Should I Get Tested?
If you have been told by your doctor that you need to monitor your blood sugar levels. Then the first step is to find out what test will be most helpful for you. This blog post will answer the question what does HbA1c mean? And how do I know if I should get tested? Keep reading to learn more.
How Do I Know if I Should Get Tested: You may need an HbA1c test if your doctor has diagnosed you with diabetes, pre-diabetes, or another condition related to high blood sugar.
Other reasons to ask for an HbA1c test include: unexplained weight loss, frequent urination at night or excessive thirst, blurry vision (without other symptoms), unexplained itchy skin rash, or dry mouth
Your Doctor’s Advice: Ask your doctor whether an HbA1c test would be a good idea. They can tell you which kind of testing is best suited for your needs and how often it should take place.
Do an 8 Mean Good and a 5 Mean Bad?
An 8 means that your blood sugar levels are normal. A 7 means that your blood sugar levels are higher than normal, but still within a healthy range. A 6 means that your blood sugar levels are moderately high, but still below the threshold for diabetes.

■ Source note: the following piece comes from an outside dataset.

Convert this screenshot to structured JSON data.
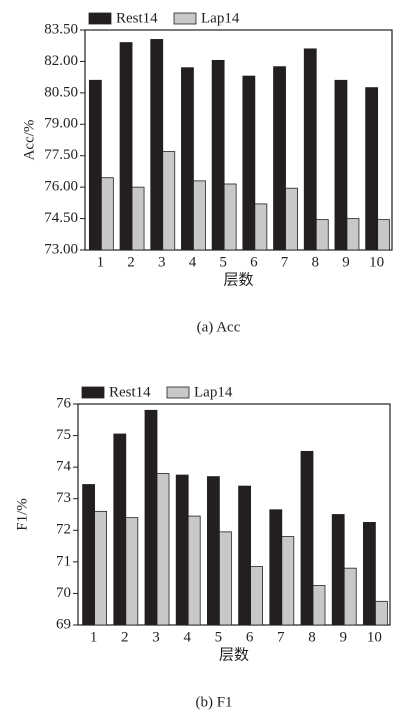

A 5 or less means that you have diabetes and need to see a doctor right away. Anything over 9 on the test indicates an unhealthy level of glucose in the blood.

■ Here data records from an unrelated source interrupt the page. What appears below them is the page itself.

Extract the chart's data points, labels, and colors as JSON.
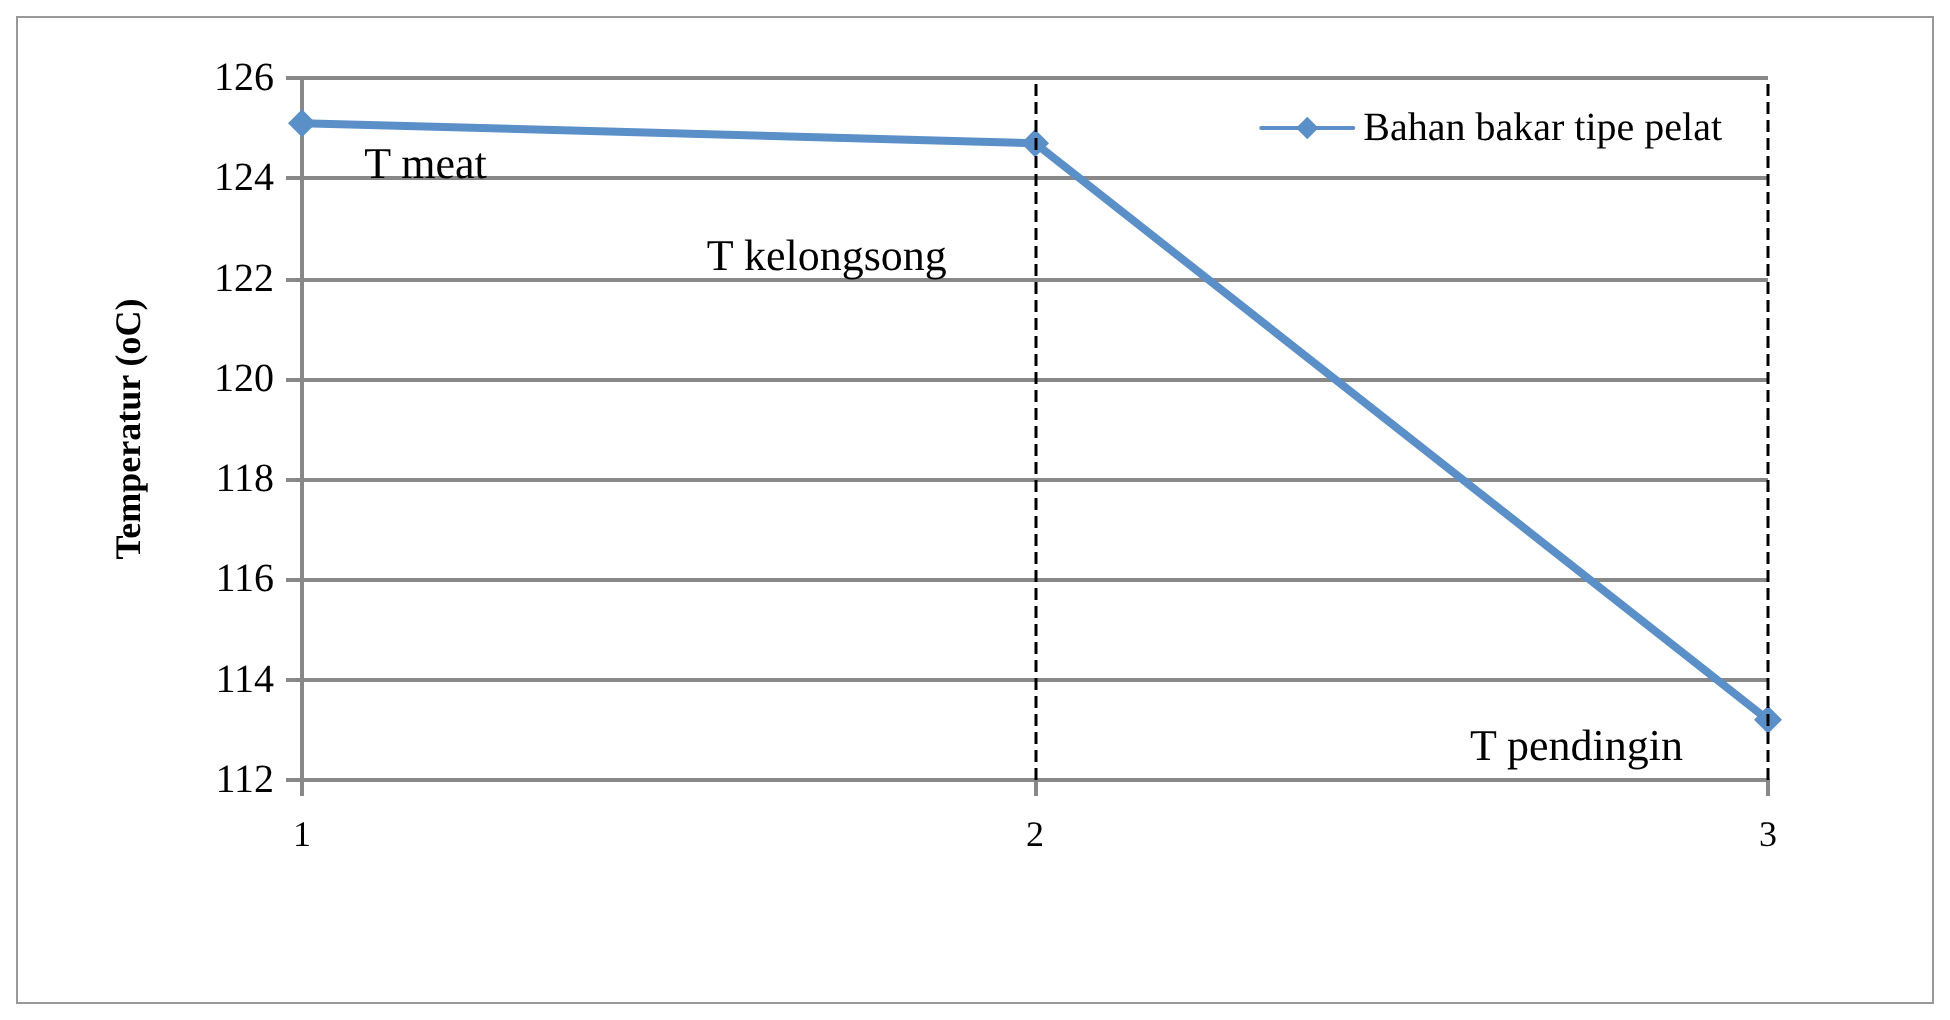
{
  "chart_data": {
    "type": "line",
    "ylabel": "Temperatur (oC)",
    "x": [
      1,
      2,
      3
    ],
    "series": [
      {
        "name": "Bahan bakar tipe pelat",
        "color": "#5b8fc8",
        "values": [
          125.1,
          124.7,
          113.2
        ]
      }
    ],
    "xlim": [
      1,
      3
    ],
    "xticks": [
      1,
      2,
      3
    ],
    "ylim": [
      112,
      126
    ],
    "yticks": [
      112,
      114,
      116,
      118,
      120,
      122,
      124,
      126
    ],
    "grid": "y",
    "legend": "top right",
    "marker": "diamond",
    "line_style": "solid",
    "ref_lines": [
      {
        "axis": "x",
        "value": 2,
        "color": "#000000",
        "line_style": "dashed"
      },
      {
        "axis": "x",
        "value": 3,
        "color": "#000000",
        "line_style": "dashed"
      }
    ],
    "annotations": [
      "T meat",
      "T kelongsong",
      "T pendingin"
    ]
  }
}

Anything between 6 and 9 might indicate prediabetes. To find out if you have prediabetes, take another test in three months to measure your progress and repeat until there’s a positive diagnosis (in which case you should start taking care of yourself).

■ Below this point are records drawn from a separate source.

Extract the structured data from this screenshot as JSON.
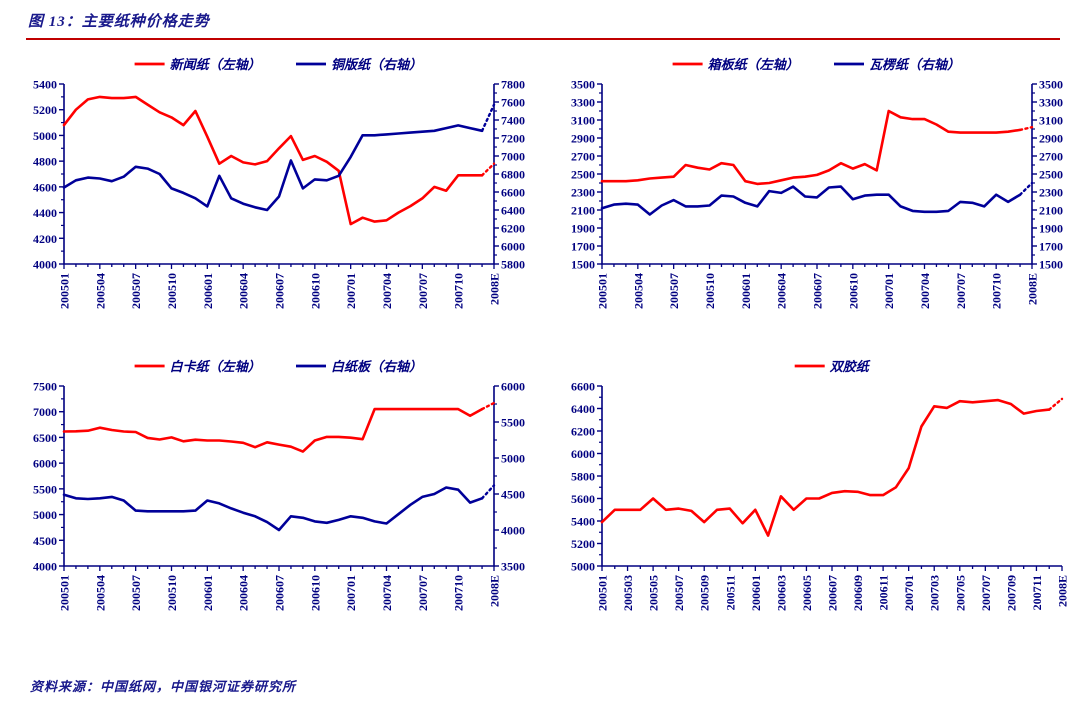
{
  "page": {
    "title": "图 13：主要纸种价格走势",
    "footer_source": "资料来源：中国纸网，中国银河证券研究所",
    "colors": {
      "red": "#FF0000",
      "blue": "#000099",
      "axis": "#000080",
      "title": "#1A1A8C",
      "rule": "#C00000"
    }
  },
  "chart_data": [
    {
      "id": "newsprint-coated",
      "position": "top-left",
      "type": "line",
      "x_label_every": 3,
      "x_tick_labels": [
        "200501",
        "200504",
        "200507",
        "200510",
        "200601",
        "200604",
        "200607",
        "200610",
        "200701",
        "200704",
        "200707",
        "200710",
        "2008E"
      ],
      "left_axis": {
        "min": 4000,
        "max": 5400,
        "step": 200
      },
      "right_axis": {
        "min": 5800,
        "max": 7800,
        "step": 200
      },
      "legend_position": "top-center",
      "series": [
        {
          "name": "新闻纸（左轴）",
          "axis": "left",
          "color": "#FF0000",
          "forecast_last": true,
          "values": [
            5080,
            5200,
            5280,
            5300,
            5290,
            5290,
            5300,
            5240,
            5180,
            5140,
            5080,
            5190,
            4990,
            4780,
            4840,
            4790,
            4775,
            4800,
            4900,
            4995,
            4810,
            4840,
            4795,
            4725,
            4310,
            4360,
            4330,
            4340,
            4400,
            4450,
            4510,
            4600,
            4570,
            4690,
            4690,
            4690,
            4780
          ]
        },
        {
          "name": "铜版纸（右轴）",
          "axis": "right",
          "color": "#000099",
          "forecast_last": true,
          "values": [
            6650,
            6730,
            6760,
            6750,
            6720,
            6770,
            6880,
            6860,
            6800,
            6640,
            6590,
            6530,
            6440,
            6780,
            6530,
            6470,
            6430,
            6400,
            6550,
            6950,
            6640,
            6740,
            6730,
            6780,
            6990,
            7230,
            7230,
            7240,
            7250,
            7260,
            7270,
            7280,
            7310,
            7340,
            7310,
            7280,
            7570
          ]
        }
      ]
    },
    {
      "id": "containerboard-corrugated",
      "position": "top-right",
      "type": "line",
      "x_label_every": 3,
      "x_tick_labels": [
        "200501",
        "200504",
        "200507",
        "200510",
        "200601",
        "200604",
        "200607",
        "200610",
        "200701",
        "200704",
        "200707",
        "200710",
        "2008E"
      ],
      "left_axis": {
        "min": 1500,
        "max": 3500,
        "step": 200
      },
      "right_axis": {
        "min": 1500,
        "max": 3500,
        "step": 200
      },
      "legend_position": "top-center",
      "series": [
        {
          "name": "箱板纸（左轴）",
          "axis": "left",
          "color": "#FF0000",
          "forecast_last": true,
          "values": [
            2420,
            2420,
            2420,
            2430,
            2450,
            2460,
            2470,
            2600,
            2570,
            2550,
            2620,
            2600,
            2420,
            2390,
            2400,
            2430,
            2460,
            2470,
            2490,
            2540,
            2620,
            2560,
            2610,
            2540,
            3200,
            3130,
            3110,
            3110,
            3050,
            2970,
            2960,
            2960,
            2960,
            2960,
            2970,
            2990,
            3020
          ]
        },
        {
          "name": "瓦楞纸（右轴）",
          "axis": "right",
          "color": "#000099",
          "forecast_last": true,
          "values": [
            2120,
            2160,
            2170,
            2160,
            2050,
            2150,
            2210,
            2140,
            2140,
            2150,
            2260,
            2250,
            2180,
            2140,
            2310,
            2290,
            2360,
            2250,
            2240,
            2350,
            2360,
            2220,
            2260,
            2270,
            2270,
            2140,
            2090,
            2080,
            2080,
            2090,
            2190,
            2180,
            2140,
            2270,
            2190,
            2270,
            2400
          ]
        }
      ]
    },
    {
      "id": "whitecard-whiteboard",
      "position": "bottom-left",
      "type": "line",
      "x_label_every": 3,
      "x_tick_labels": [
        "200501",
        "200504",
        "200507",
        "200510",
        "200601",
        "200604",
        "200607",
        "200610",
        "200701",
        "200704",
        "200707",
        "200710",
        "2008E"
      ],
      "left_axis": {
        "min": 4000,
        "max": 7500,
        "step": 500
      },
      "right_axis": {
        "min": 3500,
        "max": 6000,
        "step": 500
      },
      "legend_position": "top-center",
      "series": [
        {
          "name": "白卡纸（左轴）",
          "axis": "left",
          "color": "#FF0000",
          "forecast_last": true,
          "values": [
            6615,
            6620,
            6630,
            6690,
            6645,
            6615,
            6605,
            6490,
            6460,
            6500,
            6425,
            6455,
            6440,
            6440,
            6420,
            6395,
            6310,
            6405,
            6360,
            6320,
            6225,
            6440,
            6510,
            6510,
            6495,
            6465,
            7050,
            7050,
            7050,
            7050,
            7050,
            7050,
            7050,
            7050,
            6920,
            7050,
            7170
          ]
        },
        {
          "name": "白纸板（右轴）",
          "axis": "right",
          "color": "#000099",
          "forecast_last": true,
          "values": [
            4490,
            4440,
            4430,
            4440,
            4460,
            4410,
            4270,
            4260,
            4260,
            4260,
            4260,
            4270,
            4410,
            4370,
            4300,
            4240,
            4190,
            4110,
            4000,
            4190,
            4170,
            4120,
            4100,
            4140,
            4190,
            4170,
            4120,
            4090,
            4220,
            4350,
            4460,
            4500,
            4590,
            4560,
            4380,
            4440,
            4620
          ]
        }
      ]
    },
    {
      "id": "offset-paper",
      "position": "bottom-right",
      "type": "line",
      "x_label_every": 2,
      "x_tick_labels": [
        "200501",
        "200503",
        "200505",
        "200507",
        "200509",
        "200511",
        "200601",
        "200603",
        "200605",
        "200607",
        "200609",
        "200611",
        "200701",
        "200703",
        "200705",
        "200707",
        "200709",
        "200711",
        "2008E"
      ],
      "left_axis": {
        "min": 5000,
        "max": 6600,
        "step": 200
      },
      "right_axis": null,
      "legend_position": "top-center",
      "series": [
        {
          "name": "双胶纸",
          "axis": "left",
          "color": "#FF0000",
          "forecast_last": true,
          "values": [
            5390,
            5500,
            5500,
            5500,
            5600,
            5500,
            5510,
            5490,
            5390,
            5500,
            5510,
            5380,
            5500,
            5270,
            5620,
            5500,
            5600,
            5600,
            5650,
            5665,
            5660,
            5630,
            5630,
            5700,
            5870,
            6240,
            6420,
            6405,
            6465,
            6455,
            6465,
            6475,
            6440,
            6355,
            6378,
            6390,
            6485
          ]
        }
      ]
    }
  ]
}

If it remains negative after several tests, then you’re most likely not prediabetic.
Are There Any Treatments If I Have Diabetes?
The American Diabetes Association recommends checking for diabetes if your fasting blood sugar level is 126 mg/dL or higher, or if you have symptoms of the disease.
The test most often used to diagnose diabetes is called the oral glucose tolerance test. It measures how much glucose is in your blood after an overnight fast and 2 hours after drinking a solution of glucose.
Another important test that may be ordered to diagnose diabetes is called an A1C test (also known as hemoglobin A1C).
This test checks for sugar in the red blood cells that have been around the longest. Both tests are done by drawing a sample of blood from a vein.
You may have heard about this test before, especially if you have diabetes. It’s also known as a glycemic index.
HbA1c stands for glycosylated hemoglobin, a form of hemoglobin (part of your red blood cells).
The A1C level represents the percentage of sugar that has been attached to your hemoglobin. The higher the number, the more sugar molecules are on your hemoglobin, and thus there will be more sugar floating around in your bloodstream.
An A1C level between 4 and 5 means that 25% of all of the sugar present in your bloodstream was attached to protein and 75% was free-floating.
For someone with Type 1 Diabetes who takes insulin injections or receives an insulin pump therapy. Their goal would be to keep their average glucose levels below 150 mg/dL or 7 mmol/L and therefore they would want their HbA1c levels below 6%. The highest number seen without any symptoms is 6.5%. Which will not show any immediate signs but can lead to long-term complications like nerve damage and blindness later on down the line.